An IP or domain that’s put on Spamhaus has shown prolonged poor sending practices. During this time, its B2B & B2C deliverability will both be significantly diminished. It’s used by Yahoo, AOL, and Hotmail, as well as dozens of ISPs in Europe and uncountable corporate email servers. No other blacklist comes close to affecting this volume, making Spamhaus a top priority for monitoring and remediating.
SORBS has a block list of over 12 million host servers known to disseminate spam, phishing attacks, and other forms of malicious email. Over 200,000 corporations worldwide use SORBS, making it a very significant concern for B2B senders.
SORBS uses partner spam reports and spam traps to identify and list IP addresses that show bad sending practices. A sender can also be put on SORBS from a recommendation by anyone. Fortunately, in an effort to reduce false positives (senders who are careless and not malicious), SORBS will remove offending IPs on request after 48 hours of no spam. However, repeat listings will lengthen the delisting time and SORBS will eventually stop delisting a repeat offender.

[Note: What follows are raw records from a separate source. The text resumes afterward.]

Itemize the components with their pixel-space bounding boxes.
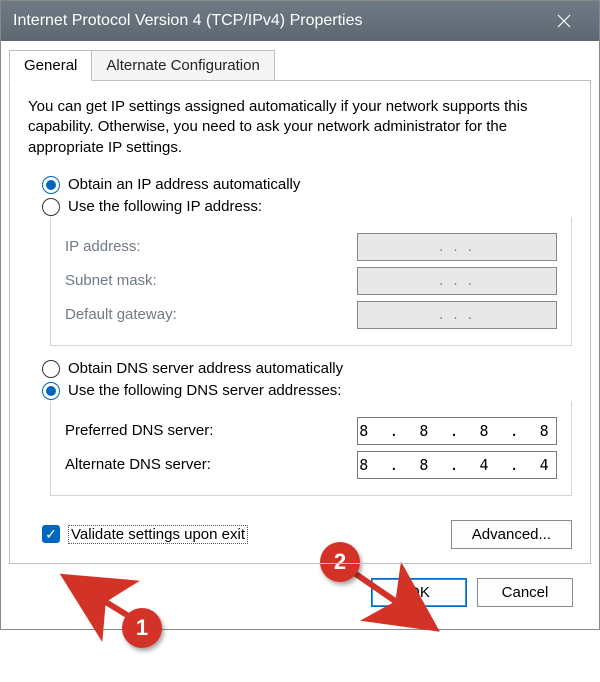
ip-fields-group: IP address: . . . Subnet mask: . . . Def…: [50, 217, 572, 346]
field-label: Preferred DNS server:: [65, 422, 213, 439]
row-subnet-mask: Subnet mask: . . .: [65, 267, 557, 295]
dialog-footer: OK Cancel: [9, 564, 591, 617]
tab-panel-general: You can get IP settings assigned automat…: [9, 80, 591, 564]
alternate-dns-input[interactable]: 8 . 8 . 4 . 4: [357, 451, 557, 479]
row-alternate-dns: Alternate DNS server: 8 . 8 . 4 . 4: [65, 451, 557, 479]
radio-icon: [42, 360, 60, 378]
field-label: Default gateway:: [65, 306, 177, 323]
radio-icon: [42, 176, 60, 194]
radio-icon: [42, 382, 60, 400]
advanced-button[interactable]: Advanced...: [451, 520, 572, 549]
radio-obtain-dns-auto[interactable]: Obtain DNS server address automatically: [42, 360, 572, 378]
intro-text: You can get IP settings assigned automat…: [28, 97, 572, 158]
dialog-window: Internet Protocol Version 4 (TCP/IPv4) P…: [0, 0, 600, 630]
subnet-mask-input: . . .: [357, 267, 557, 295]
checkbox-icon: [42, 525, 60, 543]
preferred-dns-input[interactable]: 8 . 8 . 8 . 8: [357, 417, 557, 445]
tabs: General Alternate Configuration: [9, 50, 591, 81]
radio-use-following-ip[interactable]: Use the following IP address:: [42, 198, 572, 216]
validate-checkbox[interactable]: Validate settings upon exit: [42, 525, 451, 544]
field-label: Alternate DNS server:: [65, 456, 211, 473]
radio-label: Obtain an IP address automatically: [68, 176, 300, 193]
close-icon[interactable]: [541, 1, 587, 41]
row-default-gateway: Default gateway: . . .: [65, 301, 557, 329]
radio-obtain-ip-auto[interactable]: Obtain an IP address automatically: [42, 176, 572, 194]
dns-fields-group: Preferred DNS server: 8 . 8 . 8 . 8 Alte…: [50, 401, 572, 496]
tab-alternate-configuration[interactable]: Alternate Configuration: [92, 50, 274, 81]
radio-label: Obtain DNS server address automatically: [68, 360, 343, 377]
field-label: IP address:: [65, 238, 141, 255]
ip-address-input: . . .: [357, 233, 557, 261]
bottom-row: Validate settings upon exit Advanced...: [28, 520, 572, 549]
radio-icon: [42, 198, 60, 216]
row-ip-address: IP address: . . .: [65, 233, 557, 261]
radio-label: Use the following IP address:: [68, 198, 262, 215]
radio-label: Use the following DNS server addresses:: [68, 382, 341, 399]
tab-general[interactable]: General: [9, 50, 92, 81]
checkbox-label: Validate settings upon exit: [68, 525, 248, 544]
dialog-title: Internet Protocol Version 4 (TCP/IPv4) P…: [13, 12, 541, 30]
field-label: Subnet mask:: [65, 272, 157, 289]
cancel-button[interactable]: Cancel: [477, 578, 573, 607]
titlebar: Internet Protocol Version 4 (TCP/IPv4) P…: [1, 1, 599, 41]
radio-use-following-dns[interactable]: Use the following DNS server addresses:: [42, 382, 572, 400]
row-preferred-dns: Preferred DNS server: 8 . 8 . 8 . 8: [65, 417, 557, 445]
ok-button[interactable]: OK: [371, 578, 467, 607]
default-gateway-input: . . .: [357, 301, 557, 329]
client-area: General Alternate Configuration You can …: [1, 41, 599, 629]
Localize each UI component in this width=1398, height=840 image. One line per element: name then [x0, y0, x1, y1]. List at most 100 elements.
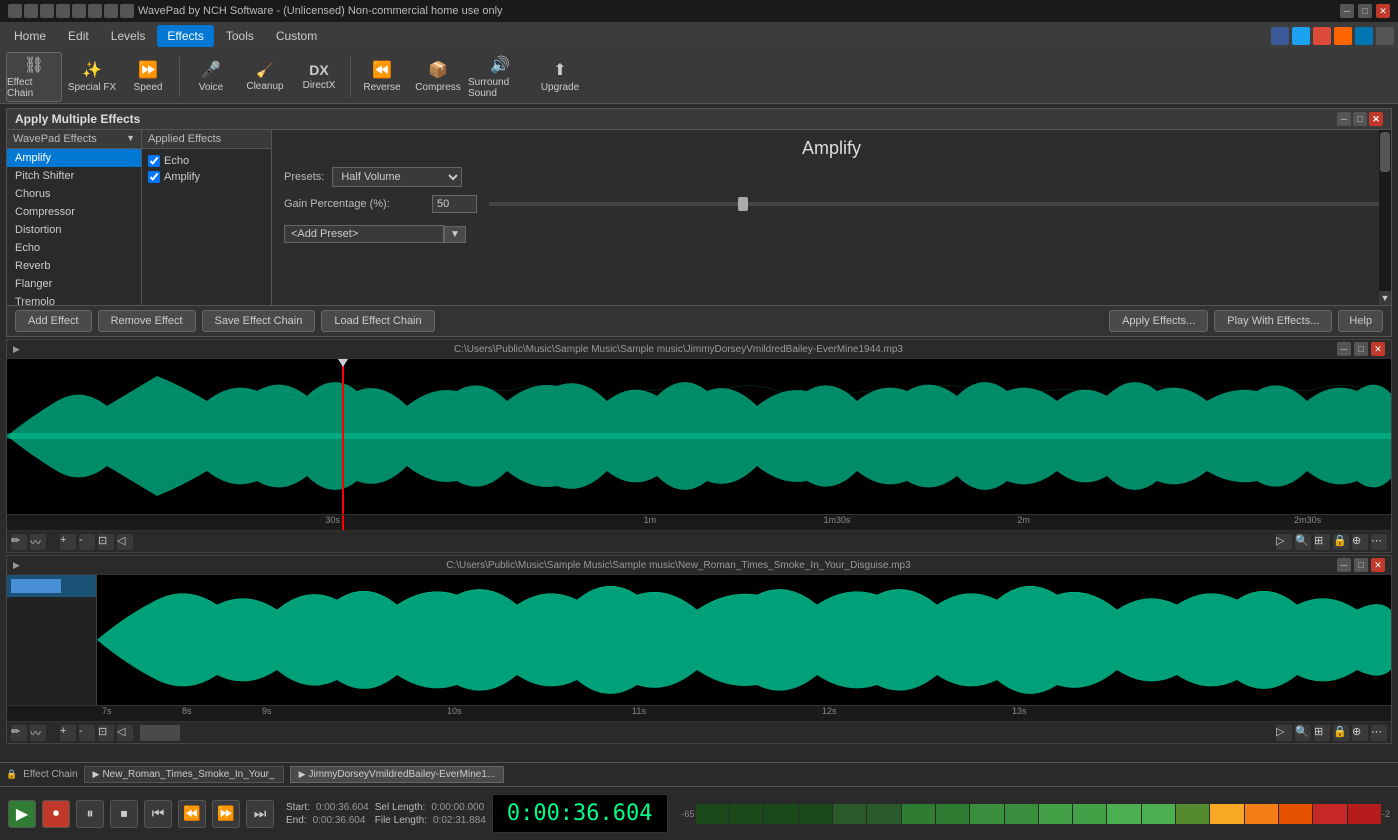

SORBS has a low false-positive rate, making it very popular and therefore a top priority for monitoring and remediation, especially for B2B senders.
SpamCop is an email spam reporting service. If you are sending unsolicited bulk or commercial email, your recipients have the option to report your IP address to SpamCops analysis. This is where your IP address gets on SpamCop’s blocklist. Therefore, an IP will be put on SpamCop from complaints of spam from that IP.
While filing spam reports, network administrators who use SpamCop will receive a list of IP addresses that are not allowed access into networks. So if you are sending email to an ISP that uses SpamCop from a computer whose IP is on their blocklist, your mail will be blocked and not deliver.
It takes upkeep to unblock your IP address from SpamCop. Mainly because they handle blocking and unblocking on their own.If SpamCop continues to receive reports of spam originating from the networks you are responsible for, those networks will continue to be listed. If you can keep up with deliverability best practices, then you will be delisted by SpamCop automatically after 24 hours.
SpamCop, SORBS, and Spamhaus are only three of many spam reporting services on the web. To prevent from getting your IP or domain listed on a blacklist follow email deliverability best practices. Keep a clean list while updating hygiene continuously, stay on top of bounce logs, and keep an eye on the content you are sending out. Spam filters are continuously changing, therefore it’s good to have someone watching them, as it will prevent you from being blacklisted.